Trump has said he intends to end all support for UN climate change efforts, eliminating the US contribution to the UNFCCC, the UN’s climate negotiating body. Bloomberg has said his charities would make up for the shortfall. “Americans will honor and fulfill the Paris Agreement by leading from the bottom up – and there isn’t anything Washington can do to stop us,” Bloomberg said.
Bloomberg said that mayors, governors, and business leaders “from both political parties are signing onto a statement of support that we will submit to the UN – and together, we will reach the emission reduction goals the US made in Paris in 2015.”
The New York Times quotes R. Nicholas Burns, a retired career diplomat and an undersecretary of state for President George W. Bush as saying: “From a foreign policy perspective, it’s a colossal mistake — an abdication of American leadership.”
“Pulling out of Paris would be the worst thing for brand America since Abu Ghraib,” said Nigel Purvis, a top environmental negotiator in the Clinton and George W. Bush administrations and the chief executive of Climate Advisers, a consulting firm.
The Brookings Institute has released an article that clearly articulates the view that Trump’s decision to leave Paris is a foreign policy disaster.
At a news conference, China’s Premier Li Keqiang schooled Trump citing the “global consensus” on climate change and calling the orange dictator to honor his “international responsibility” to fight it.
French President Macron said that Trump’s decision was a mistake for the US and the world. He goes on to invite those who want to continue the fight to come to France. He ends by saying that France will continue its climate leadership urging us to be confident that we will succeed.
New global alliances are already forming that will further marginalize the US. President Xi Jinping of China, the world’s biggest polluter, has promised that his country will continue to act on climate change. During a telephone call in early May with President Emmanuel Macron of France, according to the Chinese Foreign Ministry, Mr. Xi told the newly elected French leader that China and France “should protect the achievements of global governance, including the Paris agreement.”

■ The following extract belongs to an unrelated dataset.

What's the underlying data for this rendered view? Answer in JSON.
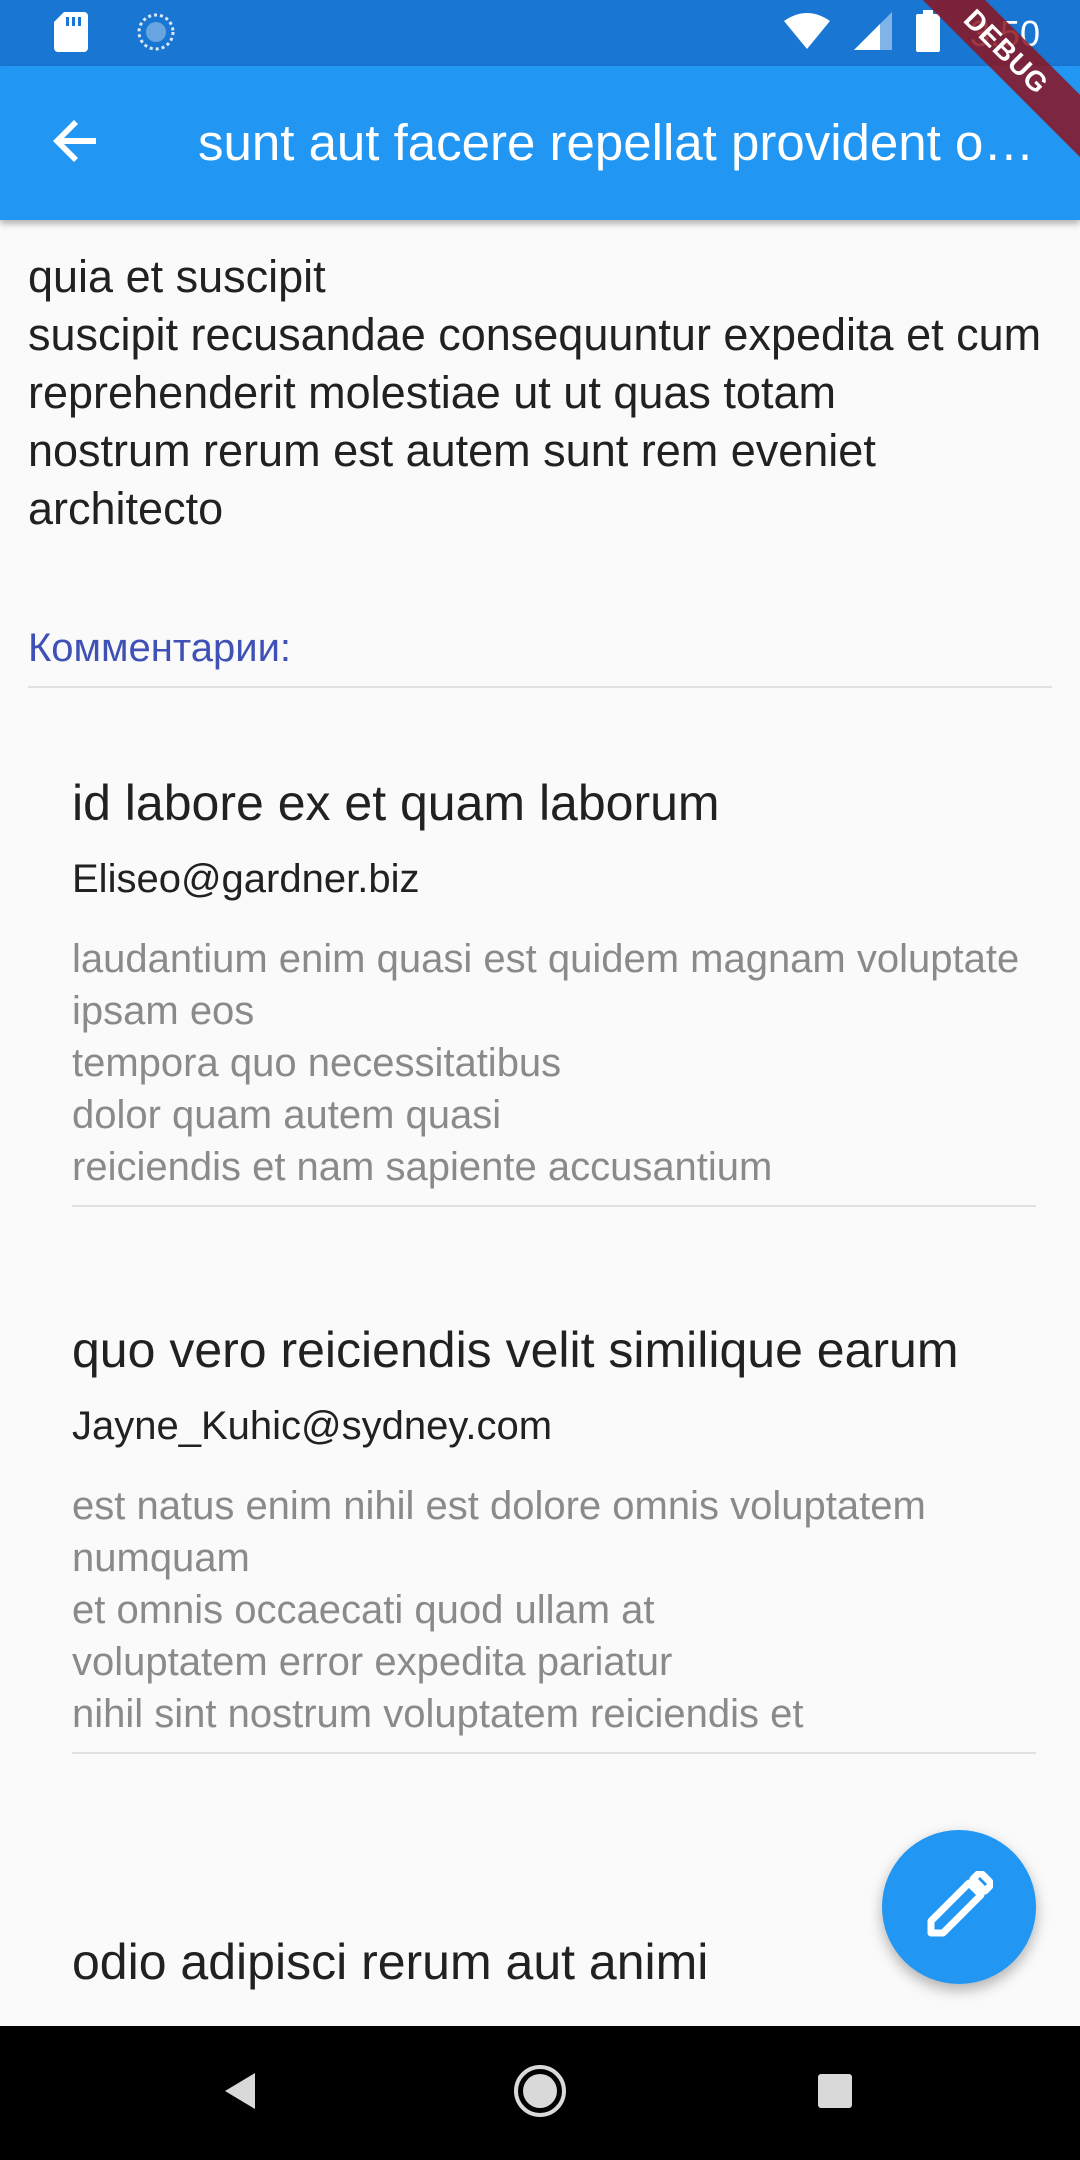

After Trump announced his decision, Chinese and EU leaders drafted a joint statement on the Paris climate agreement. The statement said the agreement is, “an imperative more important than ever…The Paris Agreement is proof that with shared political will and mutual trust, multilateralism can succeed in building fair and effective solutions to the most critical global problems of our time. The EU and China underline their highest political commitment to the effective implementation of the Paris Agreement in all its aspects.” Both sides say they will step up action and “forge ahead with further policies and measures” to implement their national plans on cutting carbon. Significantly, both the EU and China agree that they will outline their long term low carbon strategies by 2020.”
“The EU and China are joining forces to forge ahead on the implementation of the Paris agreement and accelerate the global transition to clean energy,” said EU climate commissioner Miguel Arias Cañete. “If US-China climate cooperation gave birth to the Paris Agreement, now it is up to EU and China to defend and enhance it,” said Li Shuo, from Greenpeace.
“The Americans can’t just get out of the agreement,” The LA Times quotes European Commission President Jean-Claude Juncker as having said. “[W]e tried to explain this in clear, simple sentences to Mr. Trump,” Juncker said, but “it looks like that attempt failed.”
In his rose garden speech, Trump said the Paris Agreement gives people reason to “laugh at us.” They are laughing Mr. President and it is you that they are laughing at.